Ao final do ato, velas foram acendidas em homenagem aos mortos que forma vítimas da violência policial.

Por Passa Palavra

Durante toda a tarde de ontem, 13/05, dia em que se celebraram 122 anos da abolição da escravatura no Brasil, diversos movimentos sociais e entidades ligadas à luta pela igualdade racial realizaram um ato no centro da cidade de São Paulo. A iniciativa foi diferenciada, pois os milhares de pessoas que circulam diariamente pelo centro da cidade tiveram a oportunidade de assistir a variados tipos de manifestações artísticas, como música, poesia e dança, e participar do rebatismo da Praça do Patriarca, que teve seu nome mudado para Praça da Matriarca Dandara pelos manifestantes, em homenagem à escrava guerreira que durante o século XVII lutou ao lado de Zumbi.

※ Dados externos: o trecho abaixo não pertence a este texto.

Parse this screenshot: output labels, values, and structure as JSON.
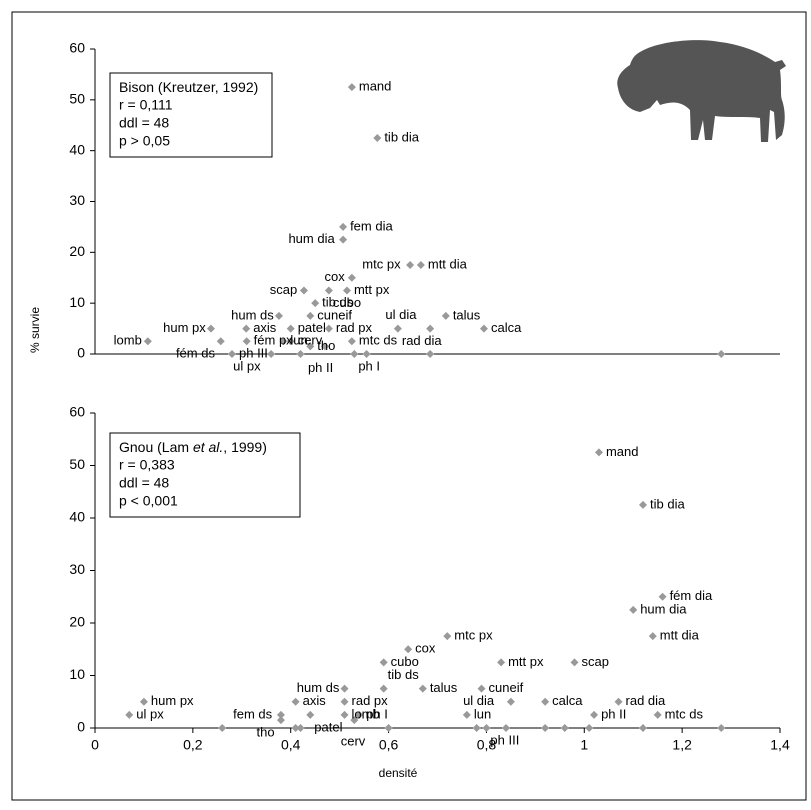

Dentre as principais entidades que organizaram o protesto estavam as Mães de Maio, uma associação de mães e familiares de vítimas da violência estatal. A entidade se formou em 2006, depois que a Polícia Militar do estado de São Paulo, numa contra-ofensiva ao que se chamou ataques do PCC [Primeiro Comando da Capital, grupo acusado de liderar presos e presas e coordenar ações criminosas], promoveu uma verdadeira carnificina em várias cidades paulistas, em particular na região da baixada santista. Nunca é demais lembrar que, no período de 12 a 20 de maio daquele ano, pelo menos 446 pessoas apareceram, misteriosamente, mortas por balas de fogo, segundo a própria Secretaria de Segurança Pública. Embora já houvesse na época fortes indícios de que estes assassinatos tivessem sido cometidos por policiais, quase todos os casos foram arquivados por falta de provas.

Para Débora da Silva, uma das mães que teve o filho executado neste contexto, o ato é “uma oportunidade muito importante, é a possibilidade de o transeunte ter o conhecimento desta história”. A principal reivindicação de Débora e suas companheiras é que estes casos não sejam mais de competência das autoridades estaduais, mas que passem a ser investigados por órgãos federais.

Ela lembra que 2006 também era ano de Copa do Mundo e que a relevância que se dá a este tipo de evento no Brasil acabou ofuscando a tortura e a matança que corria solta pelas periferias de São Paulo àquela época. “Este ano tá tendo matança na baixada santista e a copa vem aí, né? Mas nós, Mães de Maio, estamos atentas, e esse ato aqui vem para agregar mais mães.”

Infelizmente, mães a se somarem à luta de Débora é o que não falta, Dandaras do século XXI. Um exemplo disso foi a presença de Elza Pinheiro dos Santos que, há pouco mais de um mês, teve o filho Eduardo Luiz Pinheiro dos Santos, de 30 anos, espancado e morto pela polícia dentro de um quartel militar. Ele trabalhava como motoboy e era morador de bairro periférico da zona norte de São Paulo.

Em solidariedade, também estiveram no ato representantes da Rede de Comunidades e Movimentos Contra a Violência, grupo que reúne moradores de comunidades pobres, sobreviventes e familiares de vítimas da violência policial no estado do Rio de Janeiro. De acordo com Marcia Jacintho, outra mãe lançada à vida política pela perda dolorosa de um filho, “Eles têm que respeitar os direitos humanos. E o primeiro direito humano é o direito à vida.” Segundo ela, apesar da impunidade e das constantes ameaças e intimidações a que estão submetidos os militantes da sua entidade, todos se esforçam por dar amparo às famílias-vítimas, estabelecer contatos e criar condições “para que as pessoas possam lutar, sem medo”.

A indignação diante da violência contra os mais pobres, que no Brasil em sua maioria são negros, foi o ponto chave do ato. Para os manifestantes, depois de 122 anos de abolição da escravidão, sendo o povo negro apenas transferido das senzalas para as favelas, não há muito o quê comemorar.

Ao final do ato, velas foram acendidas em homenagem aos mortos que forma vítimas da violência policial.